If he is either, how did he become CEO of Goldman Sachs? Why is he often mentioned as a replacement for Federal Reserve Chair Janet Yellen? To name someone who thinks the estate tax primarily affects farms and small businesses to such an economic position would be like naming a quack who thinks cancer is caused by “bilious humors” to head the National Institutes of Health.
At this point, however, let’s note that few economists like the estate tax as structured; few would argue that it is a good tax. Most who nevertheless support it, as do I, do so on the basis that the U.S. economics remains more fair or more efficient with it than without. But it certainly has negative aspects.
One is that it has a high “excess burden.” That means the total cost to society, including the costs of avoiding paying it, are high relative to the revenue raised. This excess burden is proportionately higher than for the individual or corporate income taxes or FICA payroll taxes.

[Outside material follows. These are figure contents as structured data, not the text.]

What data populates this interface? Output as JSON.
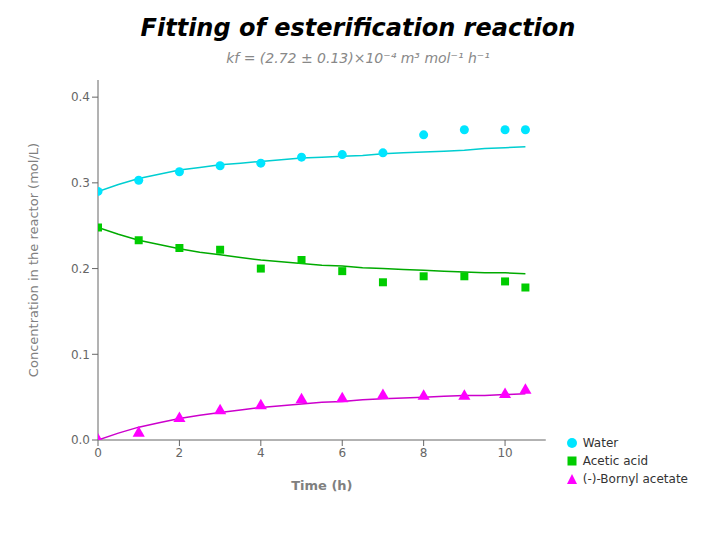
{
  "chart_data": {
    "type": "scatter",
    "title": "Fitting of esterification reaction",
    "subtitle": "kf = (2.72 ± 0.13)×10⁻⁴ m³ mol⁻¹ h⁻¹",
    "x_label": "Time (h)",
    "y_label": "Concentration in the reactor (mol/L)",
    "xlim": [
      0,
      11
    ],
    "ylim": [
      0.0,
      0.42
    ],
    "xticks": [
      0,
      2,
      4,
      6,
      8,
      10
    ],
    "yticks": [
      {
        "value": 0.0,
        "label": "0.0"
      },
      0.1,
      0.2,
      0.3,
      0.4
    ],
    "grid": false,
    "legend": "right",
    "series": [
      {
        "type": "line",
        "color": "#00CED1",
        "x": [
          0,
          0.5,
          1,
          1.5,
          2,
          2.5,
          3,
          3.5,
          4,
          4.5,
          5,
          5.5,
          6,
          6.5,
          7,
          7.5,
          8,
          8.5,
          9,
          9.5,
          10,
          10.5
        ],
        "values": [
          0.29,
          0.298,
          0.305,
          0.31,
          0.315,
          0.318,
          0.321,
          0.323,
          0.325,
          0.327,
          0.329,
          0.33,
          0.331,
          0.332,
          0.334,
          0.335,
          0.336,
          0.337,
          0.338,
          0.34,
          0.341,
          0.342
        ]
      },
      {
        "type": "scatter",
        "name": "Water",
        "color": "#00E5FF",
        "marker": "circle",
        "x": [
          0,
          1,
          2,
          3,
          4,
          5,
          6,
          7,
          8,
          9,
          10,
          10.5
        ],
        "values": [
          0.29,
          0.303,
          0.313,
          0.32,
          0.323,
          0.33,
          0.333,
          0.335,
          0.356,
          0.362,
          0.362,
          0.362
        ]
      },
      {
        "type": "line",
        "color": "#00AA00",
        "x": [
          0,
          0.5,
          1,
          1.5,
          2,
          2.5,
          3,
          3.5,
          4,
          4.5,
          5,
          5.5,
          6,
          6.5,
          7,
          7.5,
          8,
          8.5,
          9,
          9.5,
          10,
          10.5
        ],
        "values": [
          0.248,
          0.24,
          0.233,
          0.228,
          0.223,
          0.219,
          0.216,
          0.213,
          0.21,
          0.208,
          0.206,
          0.204,
          0.203,
          0.201,
          0.2,
          0.199,
          0.198,
          0.197,
          0.196,
          0.195,
          0.195,
          0.194
        ]
      },
      {
        "type": "scatter",
        "name": "Acetic acid",
        "color": "#00CC00",
        "marker": "square",
        "x": [
          0,
          1,
          2,
          3,
          4,
          5,
          6,
          7,
          8,
          9,
          10,
          10.5
        ],
        "values": [
          0.248,
          0.233,
          0.224,
          0.222,
          0.2,
          0.21,
          0.197,
          0.184,
          0.191,
          0.191,
          0.185,
          0.178
        ]
      },
      {
        "type": "line",
        "color": "#CC00CC",
        "x": [
          0,
          0.5,
          1,
          1.5,
          2,
          2.5,
          3,
          3.5,
          4,
          4.5,
          5,
          5.5,
          6,
          6.5,
          7,
          7.5,
          8,
          8.5,
          9,
          9.5,
          10,
          10.5
        ],
        "values": [
          0.0,
          0.008,
          0.015,
          0.02,
          0.025,
          0.029,
          0.032,
          0.035,
          0.038,
          0.04,
          0.042,
          0.044,
          0.045,
          0.047,
          0.048,
          0.049,
          0.05,
          0.051,
          0.052,
          0.052,
          0.053,
          0.054
        ]
      },
      {
        "type": "scatter",
        "name": "(-)-Bornyl acetate",
        "color": "#FF00FF",
        "marker": "triangle",
        "x": [
          0,
          1,
          2,
          3,
          4,
          5,
          6,
          7,
          8,
          9,
          10,
          10.5
        ],
        "values": [
          0.0,
          0.008,
          0.025,
          0.034,
          0.04,
          0.047,
          0.048,
          0.052,
          0.051,
          0.051,
          0.053,
          0.058
        ]
      }
    ]
  }
}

The reason is that while few farms or small businesses ever fall in estates that owe tax, some are big enough that the tax must be considered in the course of business planning to ensure that they will be exempt. So while only a few dozen such estates owe taxes in any one year, tens of thousands of farms and small businesses will have to hire an attorney or CPA to structure things to ensure that.
Among other measures, this often means making the enterprise a limited liability company and splitting ownership across multiple generations and perhaps several households. For farms, one can set up a “family land trust” to own the land or other business assets. Ownership of such trusts is flexible and can shift over time. The object is to never have one person holding net assets worth more than the $5.5 million at which one starts paying estate tax. For farms, fractionalizing the nominal holdings also may help in evading statutory per-person limits on federal crop subsidies.
So farms and small businesses usually can avoid paying estate taxes. But they do have to hire a lawyer. And the circuitous lengths to which they must go to avoid taxes may themselves result in resources being used inefficiently. These two factors combined would increase the “excess burden” of the estate tax.
Perhaps this is what Cohn meant to say. He would have been correct if he had said “Very few farms and small businesses pay any estate tax, but many must spend money to avoid this and it distorts the economy.” This argument — about the magnitude of these avoidance costs and the size of any economic inefficiency induced — would have been a legitimate.
The first question involves bread-and-butter work by farm and small-business lawyers and accountants. Most such estate plans can be set up for $1,000 or less. Periodic updates take a couple of billable hours. So the costs to the businesses are about the same as buying a computer or the fuel that a big tractor burns up in two days of tillage work. Larger farms, with land worth tens of millions of dollars, may require more complex arrangements. Non-farm businesses’ costs similarly vary with scale. Small retail and service businesses or professional practices are cheap. Larger manufacturing or service firms that still meet the meet the government’s criteria of “small” would have higher billings.
A key question, then, is whether such enterprises would go to this rigmarole if not for the estate tax. If we abolish it, will rural attorneys and accountants all be on food stamps?
Talk to them and one often hears that estate tax avoidance is an additional motive for farm and business owners to do what they ought to do anyway for pure business reasons. These often include complex family situations where owners wish to pass wealth fairly to all children and grandchildren without advantaging the one who stayed in the business while her or his siblings moved away.
So on the administrative burden of the tax, the idea that it drives huge outlays for businesses just doesn’t stand up. The separate question of whether tax avoidance motivates significantly inefficient use of resources by these businesses is less clear, but research indicates it is not large. So should we give Cohn the benefit of the doubt?
That is up to the reader. But a day after my initial outrage, I think that was correct. Cohn is not an ignoramus. He knows how easy it is for many enterprises to avoid the tax. Indeed, in September, he opined that one has to “be a moron” to pay it. He also knows that the vast bulk of the benefits from abolishing the tax will flow to the wealthiest few percent of U.S. households. So for him to assert to the national media that repeal is primarily about farms and small businesses is a despicable lie on his part. That he said: “Where we see the vast majority of people getting caught up in the estate tax are really farms, are small businesses” an indication of the loss of shame among U.S. public officials. Unashamedly telling a lie like this reveals a profound contempt for the American people.